Lead Photo: Jen Squires
JUNO-award winning, Prince Edward Island based The East Pointers recently released their new single “Two Weeks” from their sophomore LP ‘What We Leave Behind’. The melancholy song was co-written with Grammy awarding winning Gordie Sampson amid recording sessions at Nashville’s famed Sound Emporium last winter, where What We Leave Behind was cut. The song documents a passage depressingly common in the bands’ home province of Prince Edward Island and played out the world over in economically challenged communities: the need to leave home and travel far away from friends and family to find work.
The new album was produced by superstar East Coast-bred songwriter/producer Gordie Sampson and features a diverse selection of songs ranging from somber and hauntingly beautiful to joyous and celebratory. What We Leave Behind carves a new path for The East Pointers, as they continue to blur the lines between traditional and popular music and develop a devoted fan-base around the globe.
The East Pointers’ – fiddler/singer Tim Chaisson, banjoist Koady Chaisson and guitarist Jake Charron – blistering live shows and palpable authenticity make their instrumental tunes practically cartwheel and infuses their lyric-driven songs with poignancy and grace. The folk power trio who mix dynamic transatlantic Celtic sounds with three part-harmonies have been collecting accolades since the release of their debut album Secret Victory including, a 2017 Juno Award for “Traditional Roots Album of the Year” as well as a 2016 Canadian Folk Music Award for “Ensemble of the Year”.
The band is currently in the midst of a massive international tour that started last fall and included dates in the UK, Australia and New Zealand; they are currently continuing their journey across Canada.
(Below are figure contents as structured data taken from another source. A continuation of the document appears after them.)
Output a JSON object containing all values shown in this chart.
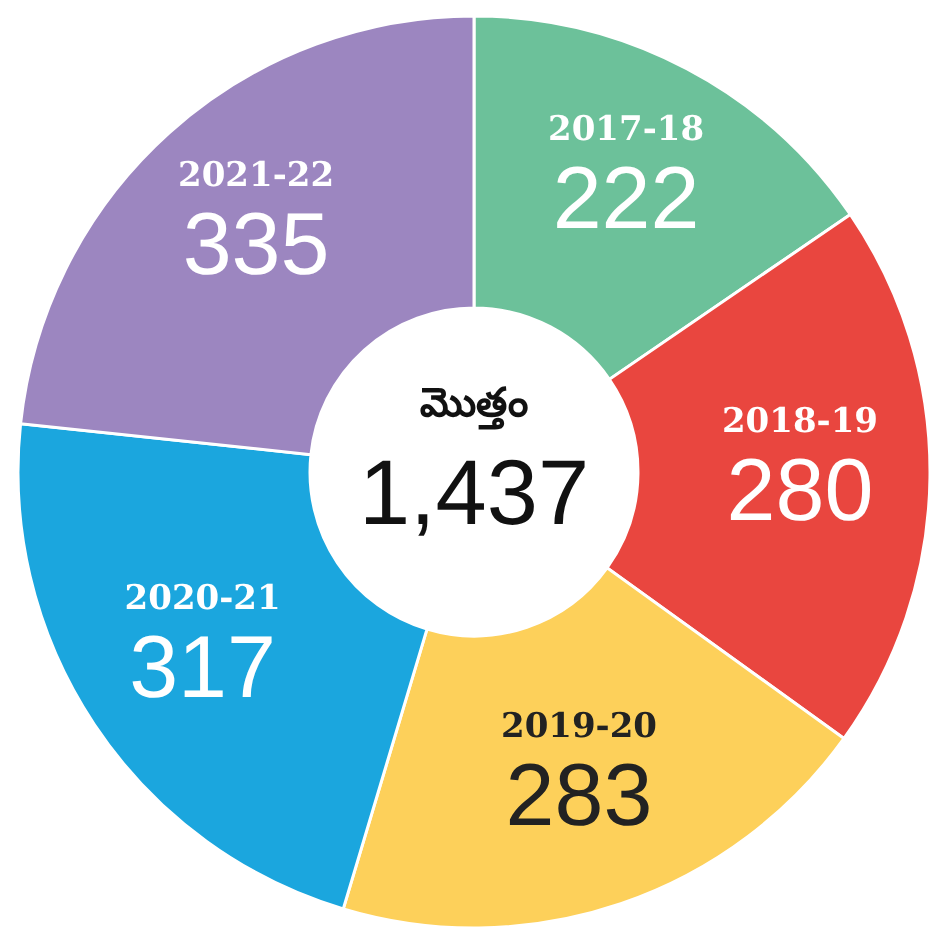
{
  "chart_data": {
    "type": "donut",
    "categories": [
      "2017-18",
      "2018-19",
      "2019-20",
      "2020-21",
      "2021-22"
    ],
    "values": [
      222,
      280,
      283,
      317,
      335
    ],
    "colors": [
      "#6cc19a",
      "#e9463f",
      "#fdd05a",
      "#1ba6de",
      "#9c86c0"
    ],
    "data_labels": true,
    "annotations": [
      "మొత్తం",
      "1,437"
    ]
  }
}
We had the opportunity to catch up with Tim Chaisson to discuss songwriting, their new single and what’s next.
Kat: Could you talk about the inspiration behind your single “Two Weeks”?
TC: Well, the conversation of ‘two weeks on, two weeks off’ is a common one around home. We have so many family and friends who travel to Alberta to make their living (Koady did it for a while before taking up the tenor banjo full time). We know from being surrounded by it that it’s not always easy. When we were writing with Gordie Sampson (another east coaster) we took a crack at writing something that captured that struggle and a few hours later the song was done.
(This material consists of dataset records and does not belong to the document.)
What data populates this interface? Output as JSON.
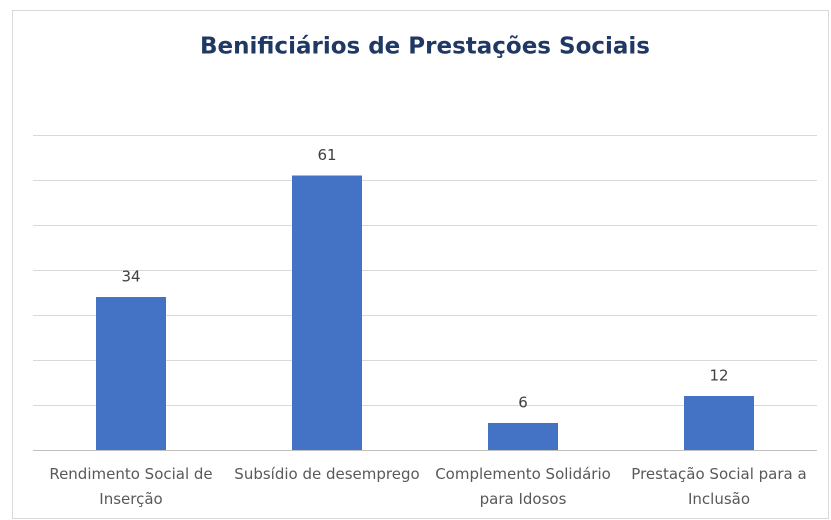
{
  "chart_data": {
    "type": "bar",
    "title": "Benificiários de Prestações Sociais",
    "categories": [
      "Rendimento Social de Inserção",
      "Subsídio de desemprego",
      "Complemento Solidário para Idosos",
      "Prestação Social para a Inclusão"
    ],
    "values": [
      34,
      61,
      6,
      12
    ],
    "color": "#4472c4",
    "ylim": [
      0,
      70
    ],
    "yticks": [
      0,
      10,
      20,
      30,
      40,
      50,
      60,
      70
    ],
    "grid": true
  }
}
Kat: What is your songwriting process like?
TC: It’s always different! We spend so much time on the road that we don’t necessarily block out specific ‘writing times’. With tune writing, we’re always kinda picking at it but we’ve been enjoying co-writing with our friends when we have a few days off on the road. Just whenever inspiration strikes!
Kat: Could you speak a little on your musical idols or role models?
TC: Oh geez, there are so many. Koady and I grew up on Prince Edward Island so we were basically exposed only to east coast folk artists – The Rankin Family, Natalie MacMaster, Great Big Sea, (along with our older siblings and cousins who were monster players). There was also Sloan and Joel Plaskett Emergency who tore it up too. All three of us bonded over trad music initially though since it was our first musical passion.
Kat: Have you ever been given any advice in regards to your music career that you felt you really connected with or made an impact?
TC: Treating everyone good, at all times. The connections you develop with other musicians and music lovers is a special one that not everyone gets to experience. We’re just lucky to be able to do what we do and we’re very grateful :)
Kat: What’s on your playlist right now?
TC: A mix! Lately though… John Butler Trio, Alysha Brilla, Bruce Springsteen, Bahamas, Donovan Woods, Liz Carroll… So much more.
Kat: What can your fans expect from you next?
TC: More touring! We’re in Canada for the next few weeks and then USA until May. And then summer festivals! Woo!